The great sea clasped the demon and the maiden from him tore. “My promised bride!” the monster cried, but the good sea bore her on the tide
and carried her to shore.
The monster with his mother fought in her waves so steep and high, but at last his strength began to fail and he foundered with a cry.
The monster with his mother strove in her waves so high and steep, but at last he gave a dreadful roar and vanished in the deep.

The voice of the ancient troubador went on: it told of Mirhavli’s wanderings, and of how the Telkan discovered her fainting in the Kelevain; it told of his love for her, the jealousy of his queen and concubines, their false accusations, and how Mirhavli was wrongly condemned to death. It told, too, of the miracle: her voice restored, rising over the sea. It told how the Telkan begged her to return, and how she refused, and was taken up alive by Ithnesse the Goddess of the Sea, to live forever in paradise:

Oh sweet it is to be with thee, and sweet to be thy love, and sweet to walk upon the grass while the dear sun shines above.
Oh sweet it is to tread the grass while the dear sun shines so bright, but sweeter still to walk the hills of the blessed Realm of Light.

As the song ended, a sense of unreality seized me, a curious detachment. It was as if the music had carried the world away. I gazed at the torches that twinkled all the way to the horizon, and found them strange. Then, with a start, I realized that my companions were quarreling.

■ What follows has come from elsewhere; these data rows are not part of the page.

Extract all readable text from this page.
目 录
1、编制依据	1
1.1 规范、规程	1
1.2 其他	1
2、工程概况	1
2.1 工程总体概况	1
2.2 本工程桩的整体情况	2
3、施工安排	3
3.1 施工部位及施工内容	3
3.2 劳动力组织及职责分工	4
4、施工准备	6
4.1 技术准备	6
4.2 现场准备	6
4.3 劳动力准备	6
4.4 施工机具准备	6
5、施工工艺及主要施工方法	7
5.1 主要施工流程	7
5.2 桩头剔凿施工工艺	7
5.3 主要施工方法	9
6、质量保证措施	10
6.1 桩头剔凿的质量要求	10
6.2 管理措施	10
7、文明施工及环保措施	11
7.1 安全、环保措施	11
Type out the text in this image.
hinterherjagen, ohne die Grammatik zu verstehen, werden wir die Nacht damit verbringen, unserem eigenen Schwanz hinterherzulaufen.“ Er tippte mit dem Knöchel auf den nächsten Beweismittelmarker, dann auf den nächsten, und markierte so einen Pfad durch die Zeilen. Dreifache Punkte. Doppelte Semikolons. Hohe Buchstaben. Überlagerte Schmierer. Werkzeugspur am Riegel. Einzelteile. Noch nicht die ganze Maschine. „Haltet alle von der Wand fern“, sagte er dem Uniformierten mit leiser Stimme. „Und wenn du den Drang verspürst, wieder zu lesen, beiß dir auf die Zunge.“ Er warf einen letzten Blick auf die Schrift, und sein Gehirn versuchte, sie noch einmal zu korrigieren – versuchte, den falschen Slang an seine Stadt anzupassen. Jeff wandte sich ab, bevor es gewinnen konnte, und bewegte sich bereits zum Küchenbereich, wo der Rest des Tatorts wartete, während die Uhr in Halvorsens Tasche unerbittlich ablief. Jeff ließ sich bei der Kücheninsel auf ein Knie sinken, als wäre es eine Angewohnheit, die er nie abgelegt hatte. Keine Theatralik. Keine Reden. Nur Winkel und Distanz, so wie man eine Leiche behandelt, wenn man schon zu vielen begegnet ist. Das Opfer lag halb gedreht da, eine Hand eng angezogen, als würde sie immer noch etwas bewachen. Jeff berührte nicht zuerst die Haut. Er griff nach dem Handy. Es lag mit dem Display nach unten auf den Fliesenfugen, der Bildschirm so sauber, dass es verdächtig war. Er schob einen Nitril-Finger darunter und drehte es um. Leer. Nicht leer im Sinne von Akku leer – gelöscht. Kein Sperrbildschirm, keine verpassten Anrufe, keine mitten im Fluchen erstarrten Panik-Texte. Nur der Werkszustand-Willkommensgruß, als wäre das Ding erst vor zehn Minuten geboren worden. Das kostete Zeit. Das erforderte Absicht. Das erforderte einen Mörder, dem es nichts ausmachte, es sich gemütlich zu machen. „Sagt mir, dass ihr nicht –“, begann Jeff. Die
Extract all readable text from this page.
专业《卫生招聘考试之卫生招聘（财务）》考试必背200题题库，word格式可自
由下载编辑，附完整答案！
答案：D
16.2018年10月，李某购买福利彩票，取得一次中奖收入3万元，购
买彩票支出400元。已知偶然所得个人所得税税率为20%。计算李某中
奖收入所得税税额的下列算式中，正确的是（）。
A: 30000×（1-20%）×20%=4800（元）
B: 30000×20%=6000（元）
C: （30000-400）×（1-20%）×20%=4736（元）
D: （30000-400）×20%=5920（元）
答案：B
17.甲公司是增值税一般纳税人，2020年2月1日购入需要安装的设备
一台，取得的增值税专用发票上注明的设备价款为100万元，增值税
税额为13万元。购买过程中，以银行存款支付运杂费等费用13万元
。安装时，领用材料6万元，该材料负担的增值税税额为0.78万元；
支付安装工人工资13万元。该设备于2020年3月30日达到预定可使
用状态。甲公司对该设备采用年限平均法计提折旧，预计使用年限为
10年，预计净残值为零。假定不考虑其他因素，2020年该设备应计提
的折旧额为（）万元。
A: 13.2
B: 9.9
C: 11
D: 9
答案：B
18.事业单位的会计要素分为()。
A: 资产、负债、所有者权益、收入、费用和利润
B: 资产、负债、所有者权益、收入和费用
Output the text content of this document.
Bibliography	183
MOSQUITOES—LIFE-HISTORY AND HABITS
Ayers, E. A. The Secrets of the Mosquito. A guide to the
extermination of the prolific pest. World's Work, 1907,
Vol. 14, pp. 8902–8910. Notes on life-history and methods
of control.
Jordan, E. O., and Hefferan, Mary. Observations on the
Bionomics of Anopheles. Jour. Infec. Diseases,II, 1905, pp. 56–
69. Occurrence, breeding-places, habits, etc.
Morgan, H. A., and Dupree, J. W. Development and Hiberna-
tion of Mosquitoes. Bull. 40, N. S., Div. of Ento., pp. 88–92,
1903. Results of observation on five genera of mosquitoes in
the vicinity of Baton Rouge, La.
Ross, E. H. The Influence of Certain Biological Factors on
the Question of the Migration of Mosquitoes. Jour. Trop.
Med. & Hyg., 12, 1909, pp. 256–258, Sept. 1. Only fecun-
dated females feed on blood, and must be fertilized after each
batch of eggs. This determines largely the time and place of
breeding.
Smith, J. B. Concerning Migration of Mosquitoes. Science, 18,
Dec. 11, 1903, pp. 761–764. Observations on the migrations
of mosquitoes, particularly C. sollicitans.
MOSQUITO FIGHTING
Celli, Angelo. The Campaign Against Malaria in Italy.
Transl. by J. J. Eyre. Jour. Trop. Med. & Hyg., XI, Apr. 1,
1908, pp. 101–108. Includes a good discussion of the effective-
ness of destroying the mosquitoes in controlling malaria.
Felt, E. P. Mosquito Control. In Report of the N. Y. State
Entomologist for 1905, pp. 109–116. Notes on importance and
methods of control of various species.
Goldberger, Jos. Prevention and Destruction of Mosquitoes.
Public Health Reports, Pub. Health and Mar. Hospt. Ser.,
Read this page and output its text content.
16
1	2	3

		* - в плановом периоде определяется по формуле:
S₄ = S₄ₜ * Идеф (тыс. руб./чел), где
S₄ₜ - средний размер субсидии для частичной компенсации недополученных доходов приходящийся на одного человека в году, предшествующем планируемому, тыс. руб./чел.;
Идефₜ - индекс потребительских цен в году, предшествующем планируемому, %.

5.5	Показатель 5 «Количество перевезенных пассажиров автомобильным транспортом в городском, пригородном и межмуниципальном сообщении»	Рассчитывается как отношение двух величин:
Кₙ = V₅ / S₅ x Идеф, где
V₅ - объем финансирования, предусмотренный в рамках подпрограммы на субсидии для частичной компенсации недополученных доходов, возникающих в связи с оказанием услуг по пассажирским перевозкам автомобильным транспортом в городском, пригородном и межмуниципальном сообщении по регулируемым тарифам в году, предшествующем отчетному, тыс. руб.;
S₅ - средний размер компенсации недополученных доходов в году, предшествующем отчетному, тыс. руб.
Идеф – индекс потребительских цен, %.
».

Perhaps I was slow to notice because they were arguing in a foreign tongue: in Kestenyi, the language of Olondria’s easternmost province. I recognized its hissing sound, for my master had taught me the one or two words he knew, and I had heard it among the sailors of the Ardonyi. I turned. I could see Miros gesturing, angry in the torch glow. The priest was hidden from me by the wall of the carriage. Suddenly Miros changed languages, saying distinctly in Olondrian: “But how can you refuse? What gives you the right?”

The priest answered sharply in Kestenyi.

“Curse your eyes!” said Miros, hoarse and vehement. “Even my mother wouldn’t refuse me this—”

“And that is why you have been separated from her,” Auram said flatly. “She means well, but she is weak. Her influence over you has never been of the best. It is common for women to spoil their youngest children.”

“Don’t talk about her,” Miros said. “Only tell me why you refuse. What harm can it do?”

Again the cracked, pitiless voice answered in the eastern tongue. The priest’s hand appeared beyond the edge of the carriage, jewel-fingered, trailing lace.

Miros shouted, and I suppose he was told to lower his voice, for he continued in a wild, strained whisper, a passionate outburst of Kestenyi which his uncle punctuated with brief, crackling retorts. Then it seemed as though Miros was pleading. I backed away from him, toward the tent. “Uncle!” he said in Olondrian. “You were young once—you have experienced—”

“You have said enough,” said the priest in a cold rage. He whirled around the side of the vehicle, stalked toward me and took my arm.

“Wait!” cried Miros. But the priest dragged me forward toward the door of the tent. When I looked back, Miros was clutching his hair in both hands, his eyes closed. Auram pulled the tent flap aside and we entered the rosy light, and I did not see Miros again until after the fire.

Lamps burned on tables inside the tent. There was grass underfoot, its dry autumnal odor strong in the warmth. There was also, in the center of the space, a high carved chair—brought from a temple, I guessed, or borrowed from some sympathetic landowner of the district. How swiftly they must have ridden to place it here, so that I might sit as I sat now in my white robe, my hands clamped tight on its lacquered arms. Auram was himself again, forgetting his quarrel with Miros. He traced a circle on my brow and whispered joyfully: “It begins.”

He went outside. Dear gods, I thought, what am I doing here?

There was a pause in the murmur of the crowd that had gathered before the tent. I only realized how loud that droning had been when it stopped, as one becomes aware, in a summer silence, of the music of cicadas.

Auram’s voice rose harsh and pure. “Children of Avalei! Children of the Ripened Grain! Who would hear an avneanyi speak?”